GCC 4.8.2 is too old to build Valgrind - there are some opcodes in asm that it doesn't know and it can't compile any C++ from C++17 onwards (and I'm not going to bother adding any configure checks for them).

So I've been using a more recent GCC (12.0.1 20220425). That doesn't have build issues but signals are broken.

Illumos is also using a relatively recent GCC (gcc (OpenIndiana 13.3.0-oi-0) 13.3.0).

Valgrind built with the old GCC is OK with testcases built with GCC 12, so it's the build of Valgrind that matters.

This looks like a big rabbit hole.
Comment 4 Paul Floyd 2025-02-14 08:01:50 UTC
I've tried a GCC 12 build of Valgrind with both a GCC 4.8.2 and GCC 12 built versions of signal2 and they both crash. So it's not a change in the compilation of the testcase that's the problem.

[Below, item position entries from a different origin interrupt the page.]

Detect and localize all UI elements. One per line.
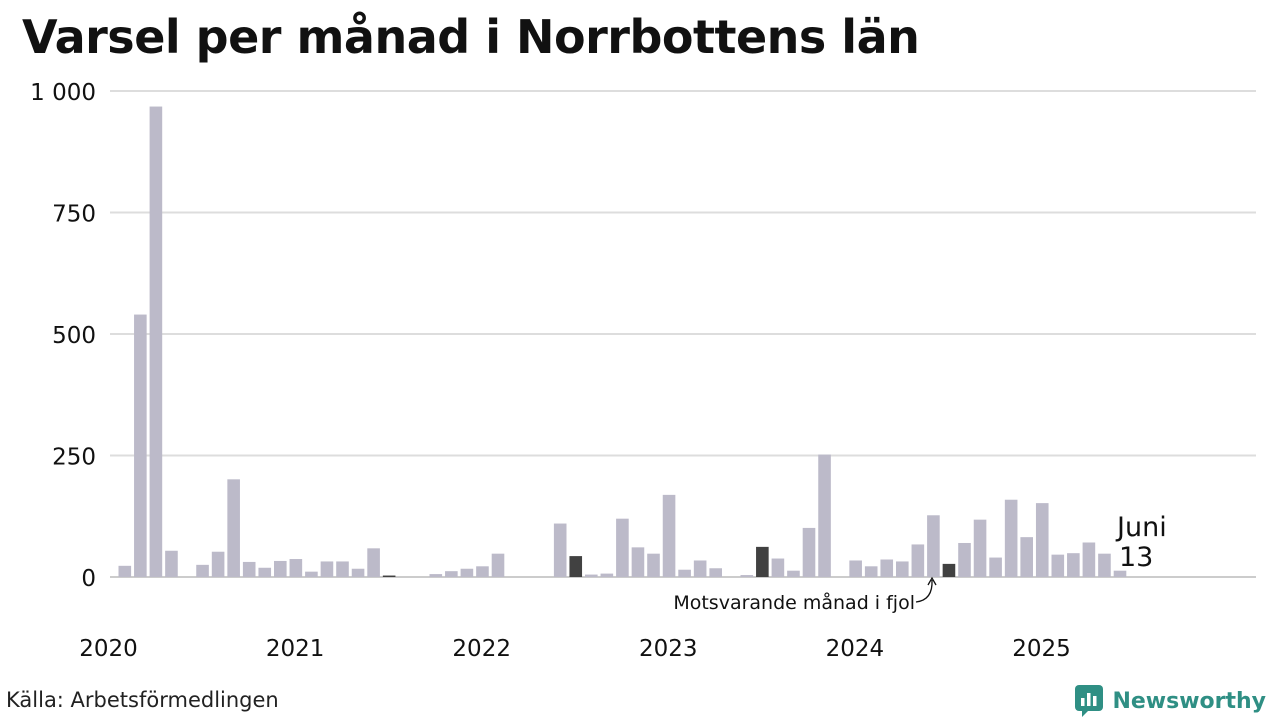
y-tick-label: 1 000 [30, 80, 96, 106]
bar-2021-10 [445, 571, 458, 577]
bar-2020-11 [274, 560, 287, 577]
bar-2020-07 [211, 551, 225, 577]
bar-2022-01 [491, 553, 505, 577]
x-tick-label: 2023 [639, 636, 698, 662]
chart-title: Varsel per månad i Norrbottens län [22, 10, 920, 64]
x-tick-label: 2024 [826, 636, 885, 662]
bar-2022-09 [616, 518, 629, 577]
bar-2022-05 [553, 523, 567, 577]
bar-2020-12 [289, 559, 303, 577]
x-tick-label: 2020 [79, 636, 138, 662]
bar-2024-01 [864, 566, 878, 577]
bar-2022-08 [600, 573, 614, 577]
bar-2024-05 [927, 515, 940, 577]
bar-2020-02 [134, 314, 147, 577]
bar-2023-07 [771, 558, 785, 577]
bar-2020-10 [258, 567, 272, 577]
bar-2020-01 [118, 565, 132, 577]
bar-2024-11 [1020, 537, 1033, 577]
bar-2021-09 [429, 574, 443, 577]
bar-2021-12 [476, 566, 489, 577]
bar-2024-12 [1035, 503, 1049, 577]
bar-2020-09 [242, 561, 256, 577]
bar-2024-02 [880, 559, 894, 577]
x-tick-label: 2021 [266, 636, 325, 662]
bar-2022-11 [647, 553, 660, 577]
bar-2024-03 [896, 561, 909, 577]
x-tick-label: 2022 [452, 636, 511, 662]
arrowhead-icon [927, 576, 937, 586]
current-month-label: Juni [1115, 512, 1167, 543]
bar-2022-10 [631, 547, 645, 577]
current-value-label: 13 [1119, 542, 1153, 573]
x-axis: 2020 2021 2022 2023 2024 2025 [79, 636, 1071, 662]
brand: Newsworthy [1074, 684, 1266, 718]
bar-2023-01 [678, 569, 691, 577]
bar-2024-07 [958, 542, 971, 577]
bar-2025-02 [1067, 553, 1080, 577]
bar-2020-06 [196, 564, 209, 577]
bar-2025-01 [1051, 554, 1065, 577]
bar-2023-03 [709, 568, 722, 577]
bar-2020-04 [165, 550, 178, 577]
y-tick-label: 250 [52, 445, 96, 471]
bar-2021-05 [367, 548, 380, 577]
bar-2024-04 [911, 544, 925, 577]
grid-layer [110, 90, 1256, 578]
y-tick-label: 750 [52, 202, 96, 228]
bar-2023-12 [849, 560, 862, 577]
bar-2021-03 [336, 561, 349, 577]
bar-2023-08 [787, 570, 800, 577]
bar-2025-05 [1113, 570, 1127, 577]
bar-2022-07 [585, 574, 598, 577]
previous-year-label: Motsvarande månad i fjol [673, 591, 915, 614]
y-tick-label: 500 [52, 323, 96, 349]
bar-2024-08 [973, 519, 987, 577]
bar-2023-05 [740, 575, 754, 577]
bar-2021-04 [351, 568, 365, 577]
x-tick-label: 2025 [1012, 636, 1071, 662]
bar-2021-06 [382, 575, 396, 577]
bar-2020-03 [149, 106, 163, 577]
newsworthy-logo-icon [1075, 685, 1104, 717]
source-note: Källa: Arbetsförmedlingen [6, 688, 279, 712]
bar-2025-03 [1082, 542, 1096, 577]
bar-2024-10 [1004, 499, 1018, 577]
brand-name: Newsworthy [1112, 688, 1266, 714]
bar-2021-01 [305, 571, 318, 577]
bar-2022-12 [662, 494, 676, 577]
bar-2024-09 [989, 557, 1002, 577]
bar-2023-06 [756, 546, 769, 577]
bar-2021-11 [460, 568, 474, 577]
y-tick-label: 0 [81, 566, 96, 592]
bar-2020-08 [227, 479, 240, 577]
bar-2023-10 [818, 454, 831, 577]
bar-2025-04 [1098, 553, 1111, 577]
bar-2024-06 [942, 563, 956, 577]
previous-year-arrow [915, 579, 933, 603]
annotations: Juni 13 Motsvarande månad i fjol [673, 512, 1166, 614]
bars [118, 106, 1127, 577]
bar-2023-09 [802, 527, 816, 577]
bar-2022-06 [569, 556, 583, 577]
bar-2023-02 [693, 560, 707, 577]
y-axis: 0 250 500 750 1 000 [30, 80, 96, 592]
bar-2021-02 [320, 561, 334, 577]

Next, in gdb I get the segfault here in syswrap-solaris.c:


│      534    /* Clear uc->vki_uc_signo.  This slot is used by the signal machinery to
│      535       store a signal number. */
│      536    VKI_UC_SIGNO(uc) = 0;
│      537
│      538    /* Sigmask */
│  >   539    uc->uc_sigmask = tst->sig_mask;
│      540    VG_TRACK(post_mem_write, part, tid, (Addr)&uc->uc_sigmask,
│      541             sizeof(uc->uc_sigmask));

If I compile syswrap-solaris.c without -O2 then the signal2 test works. And in fact the problem exists with -O1 and not with -O0.
Comment 5 Paul Floyd 2025-02-14 09:35:48 UTC
I'll try

#pragma GCC push_options
#pragma GCC optimize ("O0")

void VG_(save_context)(ThreadId tid, vki_ucontext_t *uc, CorePart part)
...

#pragma GCC pop_options
Comment 6 Paul Floyd 2025-02-14 19:49:51 UTC
commit ba5e30347fa5691cc9b0c4c620ee41daa135e610
Author: Paul Floyd <pjfloyd@wanadoo.fr>
Date:   Fri Feb 14 20:45:02 2025 +0100

    Bug 496370 - Illumos: signal handling is broken
    
    This isn't a great fix, it just turns off optimization for
    a couple of signal frame functions. If ever I have time I'll try
    to find out out which part of -O1 is responsible, and maybe from
    that also exactly what part of the code.